June 25, 2018
I urge everyone, especially parents, to visit the website DontLiveInDenial.org to view the powerful new public-service announcement and campaign aimed at preventing opioid abuse.
As a father of five children, I understand how difficult it can be to acknowledge that the threat of drug abuse and addiction spares no one. This campaign is a wake-up call that merits vast distribution so that parents across our state are emboldened to take the first step and open a dialogue with their children about the grave consequences of prescription-drug abuse.
Behind this ad, however, is an equally important message that deserves attention about the good that can be done when the public and private sectors come together to help their community. The comprehensive media effort, spearheaded by the Ohio Opioid Education Alliance, takes the type of all-hands-on-deck approach that is critical to effectively battling this deadly epidemic.
As a state representative, I see the increasing amount of pressure placed on our state and local budgets as a result of the opioid crisis. In order to give us the strongest ability to overcome this challenge, I believe we must harness the innovative spirit of the private sector and tap into a funding stream that is not solely reliant on taxpayer dollars.
One way the government can encourage this is through social-impact bonds — a type of pay-for-success financing model.
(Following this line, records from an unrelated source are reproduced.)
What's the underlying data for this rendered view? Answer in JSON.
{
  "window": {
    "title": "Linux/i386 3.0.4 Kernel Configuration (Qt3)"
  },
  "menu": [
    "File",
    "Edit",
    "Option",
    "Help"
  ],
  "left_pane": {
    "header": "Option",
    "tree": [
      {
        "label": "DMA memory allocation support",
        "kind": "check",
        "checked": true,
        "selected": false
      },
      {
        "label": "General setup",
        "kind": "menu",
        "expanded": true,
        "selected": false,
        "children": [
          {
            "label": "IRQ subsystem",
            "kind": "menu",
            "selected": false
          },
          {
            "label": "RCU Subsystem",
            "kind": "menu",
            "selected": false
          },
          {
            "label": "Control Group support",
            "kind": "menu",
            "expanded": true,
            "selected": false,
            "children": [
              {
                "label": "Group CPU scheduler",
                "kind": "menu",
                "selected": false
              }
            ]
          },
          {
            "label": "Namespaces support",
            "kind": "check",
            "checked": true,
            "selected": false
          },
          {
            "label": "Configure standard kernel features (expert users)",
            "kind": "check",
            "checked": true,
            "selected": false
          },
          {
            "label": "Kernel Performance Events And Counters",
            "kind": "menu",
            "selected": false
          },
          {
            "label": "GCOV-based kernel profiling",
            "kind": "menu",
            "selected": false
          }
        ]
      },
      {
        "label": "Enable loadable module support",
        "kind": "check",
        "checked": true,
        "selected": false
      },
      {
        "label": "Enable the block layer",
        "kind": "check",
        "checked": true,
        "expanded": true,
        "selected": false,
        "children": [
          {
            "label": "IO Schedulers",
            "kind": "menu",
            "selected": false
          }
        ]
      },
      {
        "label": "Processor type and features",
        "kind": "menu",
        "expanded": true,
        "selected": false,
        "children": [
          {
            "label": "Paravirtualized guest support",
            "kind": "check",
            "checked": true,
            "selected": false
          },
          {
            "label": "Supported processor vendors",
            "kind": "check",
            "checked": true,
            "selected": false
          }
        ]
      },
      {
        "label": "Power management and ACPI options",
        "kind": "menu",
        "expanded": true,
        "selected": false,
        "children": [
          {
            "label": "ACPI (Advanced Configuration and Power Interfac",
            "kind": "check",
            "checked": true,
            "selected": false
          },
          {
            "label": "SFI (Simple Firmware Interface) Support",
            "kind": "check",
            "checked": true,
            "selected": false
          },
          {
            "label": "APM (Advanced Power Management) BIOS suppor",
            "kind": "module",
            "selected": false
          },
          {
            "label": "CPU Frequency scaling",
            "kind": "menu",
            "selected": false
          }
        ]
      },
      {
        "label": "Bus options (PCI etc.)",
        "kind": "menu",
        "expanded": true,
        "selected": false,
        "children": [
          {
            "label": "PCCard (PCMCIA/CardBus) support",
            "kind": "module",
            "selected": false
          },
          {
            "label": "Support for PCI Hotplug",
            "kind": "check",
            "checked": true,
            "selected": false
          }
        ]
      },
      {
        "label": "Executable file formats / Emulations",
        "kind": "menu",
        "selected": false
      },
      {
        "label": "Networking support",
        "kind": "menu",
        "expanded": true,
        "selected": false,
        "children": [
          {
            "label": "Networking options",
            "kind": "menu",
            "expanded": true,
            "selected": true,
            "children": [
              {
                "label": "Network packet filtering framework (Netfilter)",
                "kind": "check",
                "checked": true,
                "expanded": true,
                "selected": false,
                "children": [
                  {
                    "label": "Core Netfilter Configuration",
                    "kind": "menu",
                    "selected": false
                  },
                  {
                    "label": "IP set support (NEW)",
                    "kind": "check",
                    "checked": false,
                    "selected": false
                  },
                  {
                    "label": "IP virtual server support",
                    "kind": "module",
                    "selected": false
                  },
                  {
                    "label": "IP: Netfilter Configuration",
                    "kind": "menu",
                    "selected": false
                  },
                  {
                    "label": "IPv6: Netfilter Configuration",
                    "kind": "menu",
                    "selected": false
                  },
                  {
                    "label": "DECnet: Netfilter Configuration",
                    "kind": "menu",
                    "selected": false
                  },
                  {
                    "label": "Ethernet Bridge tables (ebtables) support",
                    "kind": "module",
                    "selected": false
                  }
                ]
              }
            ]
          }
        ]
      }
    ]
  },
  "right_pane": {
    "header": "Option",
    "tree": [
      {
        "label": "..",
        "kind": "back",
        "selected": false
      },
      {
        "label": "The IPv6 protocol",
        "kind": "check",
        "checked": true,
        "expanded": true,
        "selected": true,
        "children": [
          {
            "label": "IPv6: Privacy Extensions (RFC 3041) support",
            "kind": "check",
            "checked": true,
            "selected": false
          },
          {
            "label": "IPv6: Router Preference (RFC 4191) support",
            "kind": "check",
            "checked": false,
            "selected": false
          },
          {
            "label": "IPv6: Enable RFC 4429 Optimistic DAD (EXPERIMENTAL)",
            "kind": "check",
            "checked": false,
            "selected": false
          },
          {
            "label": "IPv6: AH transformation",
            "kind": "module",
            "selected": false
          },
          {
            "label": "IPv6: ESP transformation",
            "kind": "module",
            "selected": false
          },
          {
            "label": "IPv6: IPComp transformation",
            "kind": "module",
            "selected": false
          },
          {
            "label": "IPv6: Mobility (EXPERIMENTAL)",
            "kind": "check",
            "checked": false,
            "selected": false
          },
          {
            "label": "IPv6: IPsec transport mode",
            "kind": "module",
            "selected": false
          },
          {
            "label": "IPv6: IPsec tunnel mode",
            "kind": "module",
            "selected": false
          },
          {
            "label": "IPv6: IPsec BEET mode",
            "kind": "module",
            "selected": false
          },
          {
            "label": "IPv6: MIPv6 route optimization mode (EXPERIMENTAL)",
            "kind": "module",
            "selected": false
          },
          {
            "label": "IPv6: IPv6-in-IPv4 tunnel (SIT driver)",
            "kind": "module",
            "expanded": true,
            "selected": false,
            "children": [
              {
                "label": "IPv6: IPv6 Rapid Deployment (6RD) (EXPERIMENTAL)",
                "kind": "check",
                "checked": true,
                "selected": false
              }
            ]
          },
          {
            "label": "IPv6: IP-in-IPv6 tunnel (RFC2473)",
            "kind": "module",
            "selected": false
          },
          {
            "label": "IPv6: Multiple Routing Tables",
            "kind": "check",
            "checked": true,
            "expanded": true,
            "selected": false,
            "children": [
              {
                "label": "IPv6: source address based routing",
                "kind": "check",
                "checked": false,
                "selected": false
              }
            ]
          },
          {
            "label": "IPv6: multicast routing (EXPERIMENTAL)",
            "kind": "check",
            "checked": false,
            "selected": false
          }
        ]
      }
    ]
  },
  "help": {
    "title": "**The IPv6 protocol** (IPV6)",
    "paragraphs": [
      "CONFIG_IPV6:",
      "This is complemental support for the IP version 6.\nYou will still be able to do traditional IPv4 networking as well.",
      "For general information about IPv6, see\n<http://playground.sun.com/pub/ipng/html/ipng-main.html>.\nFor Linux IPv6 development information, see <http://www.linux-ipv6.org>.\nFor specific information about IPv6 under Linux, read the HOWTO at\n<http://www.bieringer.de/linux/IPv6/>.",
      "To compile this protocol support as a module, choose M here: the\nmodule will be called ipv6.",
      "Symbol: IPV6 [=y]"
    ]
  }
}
Social-impact bonds foster partnerships between the public and private sectors: The private market develops new programs, but the public sector pays only if the programs deliver results.
In the last state budget, I sponsored language that authorized the use of social-impact bonds and as state treasurer, I plan to further promote this program as a new way to help address some of Ohio’s greatest, and most expensive, challenges. The creation of the Ohio Opioid Education Alliance demonstrates that the desire exists within the private sector to make a positive difference; let’s make sure they have all the tools they need to do so.